台風による飢饉を逃れるため、労働力不足で募集のあった三池炭鉱に移住した与論の島人たちの歴史が映像でつづられる。
過酷な労働と「与論島の人たちは日本人の枠の中に入ってなかった」という状況のなかで、身を寄せ合ってきた大牟田の与論の人たち。ぼくはまだ訪れたことがないので、映像で見れたのが嬉しかった。そこに、戦時中強制的に炭鉱労働に駆り出された中国の人たちの姿もあった。
炭坑節を主題にした番組は、「月」をシンボルに語られた。大牟田から与論に移住した人は、「与論で見る月と三池で見る月は空気が違う。与論の月は格が違う」と話す。
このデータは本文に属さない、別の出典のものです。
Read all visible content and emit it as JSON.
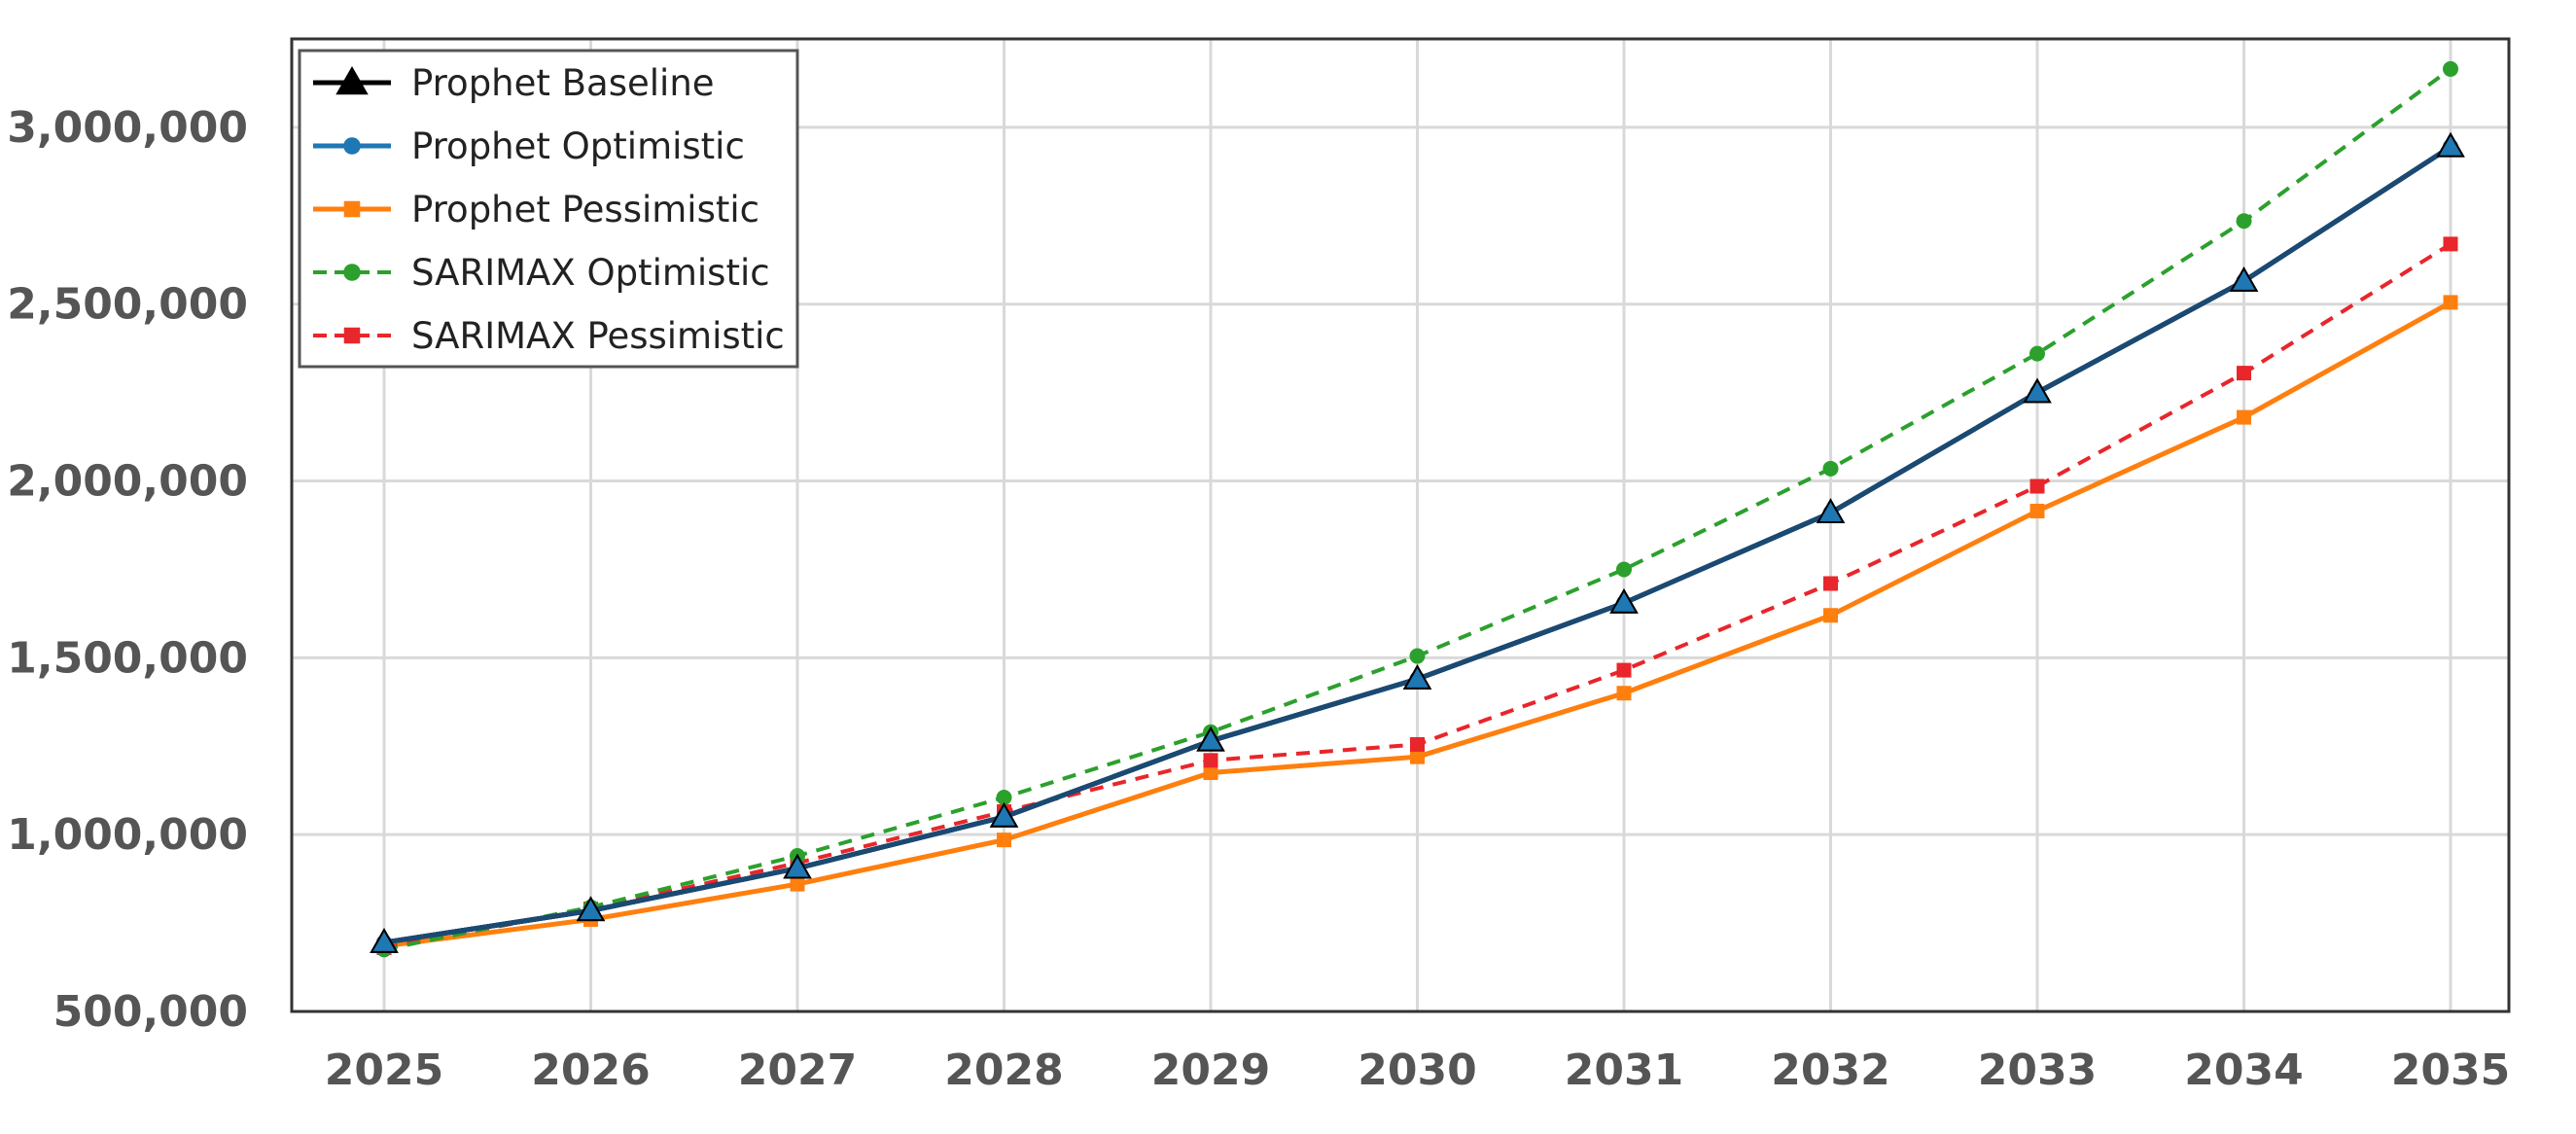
{
  "chart_data": {
    "type": "line",
    "title": "",
    "xlabel": "",
    "ylabel": "",
    "categories": [
      "2025",
      "2026",
      "2027",
      "2028",
      "2029",
      "2030",
      "2031",
      "2032",
      "2033",
      "2034",
      "2035"
    ],
    "ylim": [
      500000,
      3250000
    ],
    "yticks": [
      500000,
      1000000,
      1500000,
      2000000,
      2500000,
      3000000
    ],
    "ytick_labels": [
      "500,000",
      "1,000,000",
      "1,500,000",
      "2,000,000",
      "2,500,000",
      "3,000,000"
    ],
    "grid": true,
    "legend_position": "top-left",
    "series": [
      {
        "name": "Prophet Baseline",
        "color": "#000000",
        "marker": "triangle",
        "style": "solid",
        "values": [
          695000,
          785000,
          905000,
          1050000,
          1265000,
          1440000,
          1655000,
          1910000,
          2250000,
          2565000,
          2945000
        ]
      },
      {
        "name": "Prophet Optimistic",
        "color": "#1f77b4",
        "marker": "circle",
        "style": "solid",
        "values": [
          695000,
          785000,
          905000,
          1050000,
          1265000,
          1440000,
          1655000,
          1910000,
          2250000,
          2565000,
          2945000
        ]
      },
      {
        "name": "Prophet Pessimistic",
        "color": "#ff7f0e",
        "marker": "square",
        "style": "solid",
        "values": [
          685000,
          760000,
          860000,
          985000,
          1175000,
          1220000,
          1400000,
          1620000,
          1915000,
          2180000,
          2505000
        ]
      },
      {
        "name": "SARIMAX Optimistic",
        "color": "#2ca02c",
        "marker": "circle",
        "style": "dashed",
        "values": [
          675000,
          795000,
          940000,
          1105000,
          1290000,
          1505000,
          1750000,
          2035000,
          2360000,
          2735000,
          3165000
        ]
      },
      {
        "name": "SARIMAX Pessimistic",
        "color": "#e8262b",
        "marker": "square",
        "style": "dashed",
        "values": [
          680000,
          790000,
          920000,
          1065000,
          1210000,
          1255000,
          1465000,
          1710000,
          1985000,
          2305000,
          2670000
        ]
      }
    ]
  }
}
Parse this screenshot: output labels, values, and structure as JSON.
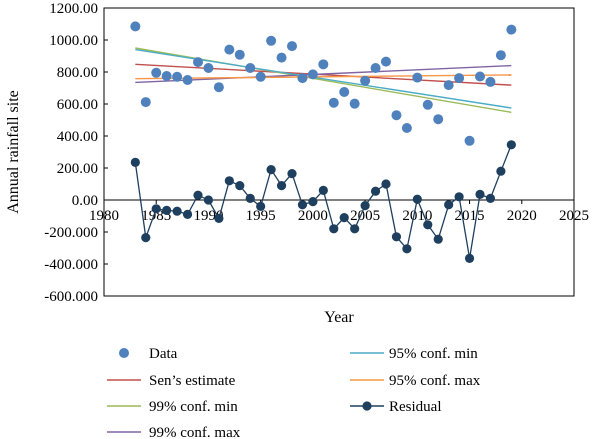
{
  "chart_data": {
    "type": "scatter",
    "title": "",
    "xlabel": "Year",
    "ylabel": "Annual rainfall site",
    "xlim": [
      1980,
      2025
    ],
    "ylim": [
      -600,
      1200
    ],
    "x_ticks": [
      "1980",
      "1985",
      "1990",
      "1995",
      "2000",
      "2005",
      "2010",
      "2015",
      "2020",
      "2025"
    ],
    "y_ticks": [
      "1200.00",
      "1000.00",
      "800.00",
      "600.00",
      "400.00",
      "200.00",
      "0.00",
      "-200.000",
      "-400.000",
      "-600.000"
    ],
    "grid": "none",
    "legend_position": "bottom",
    "series": [
      {
        "name": "Data",
        "kind": "markers",
        "color": "#4f81bd",
        "points": [
          [
            1983,
            1085
          ],
          [
            1984,
            612
          ],
          [
            1985,
            795
          ],
          [
            1986,
            775
          ],
          [
            1987,
            770
          ],
          [
            1988,
            750
          ],
          [
            1989,
            862
          ],
          [
            1990,
            825
          ],
          [
            1991,
            705
          ],
          [
            1992,
            940
          ],
          [
            1993,
            908
          ],
          [
            1994,
            825
          ],
          [
            1995,
            770
          ],
          [
            1996,
            995
          ],
          [
            1997,
            890
          ],
          [
            1998,
            962
          ],
          [
            1999,
            762
          ],
          [
            2000,
            785
          ],
          [
            2001,
            848
          ],
          [
            2002,
            608
          ],
          [
            2003,
            675
          ],
          [
            2004,
            602
          ],
          [
            2005,
            745
          ],
          [
            2006,
            825
          ],
          [
            2007,
            865
          ],
          [
            2008,
            530
          ],
          [
            2009,
            450
          ],
          [
            2010,
            765
          ],
          [
            2011,
            595
          ],
          [
            2012,
            505
          ],
          [
            2013,
            718
          ],
          [
            2014,
            762
          ],
          [
            2015,
            370
          ],
          [
            2016,
            772
          ],
          [
            2017,
            738
          ],
          [
            2018,
            905
          ],
          [
            2019,
            1065
          ]
        ]
      },
      {
        "name": "Sen’s estimate",
        "kind": "line",
        "color": "#c0504d",
        "points": [
          [
            1983,
            848
          ],
          [
            2019,
            718
          ]
        ]
      },
      {
        "name": "99% conf. min",
        "kind": "line",
        "color": "#9bbb59",
        "points": [
          [
            1983,
            950
          ],
          [
            2019,
            548
          ]
        ]
      },
      {
        "name": "99% conf. max",
        "kind": "line",
        "color": "#8064a2",
        "points": [
          [
            1983,
            735
          ],
          [
            2019,
            840
          ]
        ]
      },
      {
        "name": "95% conf. min",
        "kind": "line",
        "color": "#4bacc6",
        "points": [
          [
            1983,
            940
          ],
          [
            2019,
            575
          ]
        ]
      },
      {
        "name": "95% conf. max",
        "kind": "line",
        "color": "#f79646",
        "points": [
          [
            1983,
            758
          ],
          [
            2019,
            782
          ]
        ]
      },
      {
        "name": "Residual",
        "kind": "line-markers",
        "color": "#1f3f5f",
        "points": [
          [
            1983,
            235
          ],
          [
            1984,
            -235
          ],
          [
            1985,
            -55
          ],
          [
            1986,
            -65
          ],
          [
            1987,
            -70
          ],
          [
            1988,
            -90
          ],
          [
            1989,
            30
          ],
          [
            1990,
            0
          ],
          [
            1991,
            -115
          ],
          [
            1992,
            120
          ],
          [
            1993,
            90
          ],
          [
            1994,
            10
          ],
          [
            1995,
            -40
          ],
          [
            1996,
            190
          ],
          [
            1997,
            90
          ],
          [
            1998,
            165
          ],
          [
            1999,
            -30
          ],
          [
            2000,
            -10
          ],
          [
            2001,
            60
          ],
          [
            2002,
            -180
          ],
          [
            2003,
            -110
          ],
          [
            2004,
            -180
          ],
          [
            2005,
            -35
          ],
          [
            2006,
            55
          ],
          [
            2007,
            100
          ],
          [
            2008,
            -230
          ],
          [
            2009,
            -305
          ],
          [
            2010,
            5
          ],
          [
            2011,
            -155
          ],
          [
            2012,
            -245
          ],
          [
            2013,
            -30
          ],
          [
            2014,
            20
          ],
          [
            2015,
            -365
          ],
          [
            2016,
            35
          ],
          [
            2017,
            10
          ],
          [
            2018,
            180
          ],
          [
            2019,
            345
          ]
        ]
      }
    ]
  }
}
また、炭坑縮小で解雇されて、大牟田から東京に移住した与論の人たちもいたのをぼくは知らなかった。林さんは与論の人は「不服を言ったり抵抗したりしてこなかった」と語ったのが胸に刺さる。
最後、映像は、去年の「炭坑節一万人総踊り」に初参加した与論の人たちを映す。町謙二さんは、それを「心を開く突破口にする」と語ったのが心に残る。「大牟田の一員になるために」、と。ゆんぬんちゅが、ちゅむちゃさい。
与論では、放送は午後からですね。ぜひ、観てください。いい番組でした。取り上げてくれた熊本放送の井上佳子ディレクターに感謝したい。もう今日から、「炭鉱節」はこれまではと全く違って聞こえてくると思う。